Luc Bérard voit une relève de mélomanes chez les consommateurs de vinyles. «Je retrouve chez ces jeunes ce que je vivais quand j'étais moi-même jeune. Aller faire les magasins, puis partager ses découvertes le samedi soir avec des amis. Avec le CD, cette pratique était disparue, on dirait qu'elle renaît avec le vinyle. C'est un peu la recherche du Graal, et le vinyle mène ces jeunes à se procurer une chaîne stéréo à la mesure de leur budget, et à aménager un lieu de leur appartement pour le consacrer à l'écoute.»

Le proprio de L'Oblique ne croit pas qu'il s'agisse d'un simple effet de mode éphémère. 

«C'est clairement une tendance. Les ventes de vinyles progressent depuis au moins cinq ans au Canada, et neuf ans en Angleterre, on ne parle donc plus d'une mode. Je ne sais pas si ça durera encore longtemps, mais je dis oui pour les prochaines années. J'en suis convaincu.»

Marc Prudhomme, un des frères d'une même famille travaillant au sein de la boutique de disques usagés Le Fox Troc, ouverte depuis bientôt 27 ans, ne miserait pas sur le vinyle.

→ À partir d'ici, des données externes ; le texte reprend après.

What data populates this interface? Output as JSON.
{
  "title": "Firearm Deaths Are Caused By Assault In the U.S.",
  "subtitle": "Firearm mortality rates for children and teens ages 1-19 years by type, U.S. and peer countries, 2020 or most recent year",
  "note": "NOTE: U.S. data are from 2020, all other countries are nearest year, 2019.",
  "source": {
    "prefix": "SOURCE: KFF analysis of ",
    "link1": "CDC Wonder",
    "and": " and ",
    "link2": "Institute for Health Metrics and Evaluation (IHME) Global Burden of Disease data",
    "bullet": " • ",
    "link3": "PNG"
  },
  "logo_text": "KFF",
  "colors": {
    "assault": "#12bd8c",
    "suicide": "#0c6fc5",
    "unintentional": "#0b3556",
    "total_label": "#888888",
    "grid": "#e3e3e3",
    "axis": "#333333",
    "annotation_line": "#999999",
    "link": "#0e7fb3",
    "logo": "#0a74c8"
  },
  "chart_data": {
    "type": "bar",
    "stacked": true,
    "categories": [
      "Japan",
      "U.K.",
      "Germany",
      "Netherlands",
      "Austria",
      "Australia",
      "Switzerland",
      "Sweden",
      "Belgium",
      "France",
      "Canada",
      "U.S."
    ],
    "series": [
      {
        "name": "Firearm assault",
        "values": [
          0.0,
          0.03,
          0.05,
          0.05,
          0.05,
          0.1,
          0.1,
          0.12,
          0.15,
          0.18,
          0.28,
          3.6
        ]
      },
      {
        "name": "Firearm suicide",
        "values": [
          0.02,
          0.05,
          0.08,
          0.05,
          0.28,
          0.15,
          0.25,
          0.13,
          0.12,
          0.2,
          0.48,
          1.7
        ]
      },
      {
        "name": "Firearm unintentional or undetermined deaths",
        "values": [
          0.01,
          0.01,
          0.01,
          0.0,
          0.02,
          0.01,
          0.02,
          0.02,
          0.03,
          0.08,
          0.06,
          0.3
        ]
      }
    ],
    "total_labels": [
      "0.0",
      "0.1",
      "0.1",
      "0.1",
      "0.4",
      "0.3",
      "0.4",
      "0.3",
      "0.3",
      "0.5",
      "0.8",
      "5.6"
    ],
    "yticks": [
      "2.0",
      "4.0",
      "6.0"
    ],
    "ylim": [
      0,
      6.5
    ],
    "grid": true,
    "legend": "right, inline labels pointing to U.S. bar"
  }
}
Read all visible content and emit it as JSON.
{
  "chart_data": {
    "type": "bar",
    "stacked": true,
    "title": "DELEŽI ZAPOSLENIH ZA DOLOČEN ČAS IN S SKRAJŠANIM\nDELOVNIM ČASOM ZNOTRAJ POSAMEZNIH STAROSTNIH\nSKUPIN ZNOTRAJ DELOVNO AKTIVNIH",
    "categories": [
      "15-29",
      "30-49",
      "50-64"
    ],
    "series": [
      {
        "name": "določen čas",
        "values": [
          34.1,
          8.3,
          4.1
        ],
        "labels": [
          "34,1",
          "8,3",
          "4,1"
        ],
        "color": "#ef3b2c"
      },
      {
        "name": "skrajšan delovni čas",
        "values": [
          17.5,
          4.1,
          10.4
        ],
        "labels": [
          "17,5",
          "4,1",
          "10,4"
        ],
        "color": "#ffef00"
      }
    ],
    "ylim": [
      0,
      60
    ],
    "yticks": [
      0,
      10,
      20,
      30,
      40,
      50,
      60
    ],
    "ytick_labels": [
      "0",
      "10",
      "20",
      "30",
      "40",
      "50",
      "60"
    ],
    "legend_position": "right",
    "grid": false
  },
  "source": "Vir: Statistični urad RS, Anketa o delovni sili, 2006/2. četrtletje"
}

«Personnellement, je n'y crois pas et je pense que cette tendance cessera dans quelques années. Le prix du vinyle est nettement exagéré! Dans un magasin, j'ai vu l'album Rumours de Fleetwood Mac offert au prix de 43 $! Le CD disparaîtra aussi, mais ce n'est pas non plus pour demain. La fermeture des grandes surfaces nous favorise peut-être... Pour l'instant, nous avons une clientèle stable et fidèle qui tient encore à acheter des disques et venir placoter entre mélomanes. L'ancien propriétaire de l'Alternatif, qui fut un magasin mythique de la rue Saint-Denis, vient nous voir chaque jour!»

PHOTO ALAIN ROBERGE, LA PRESSE

Les jeunes constituent une part importante de la clientèle, constatent les disquaires indépendants en entrevue.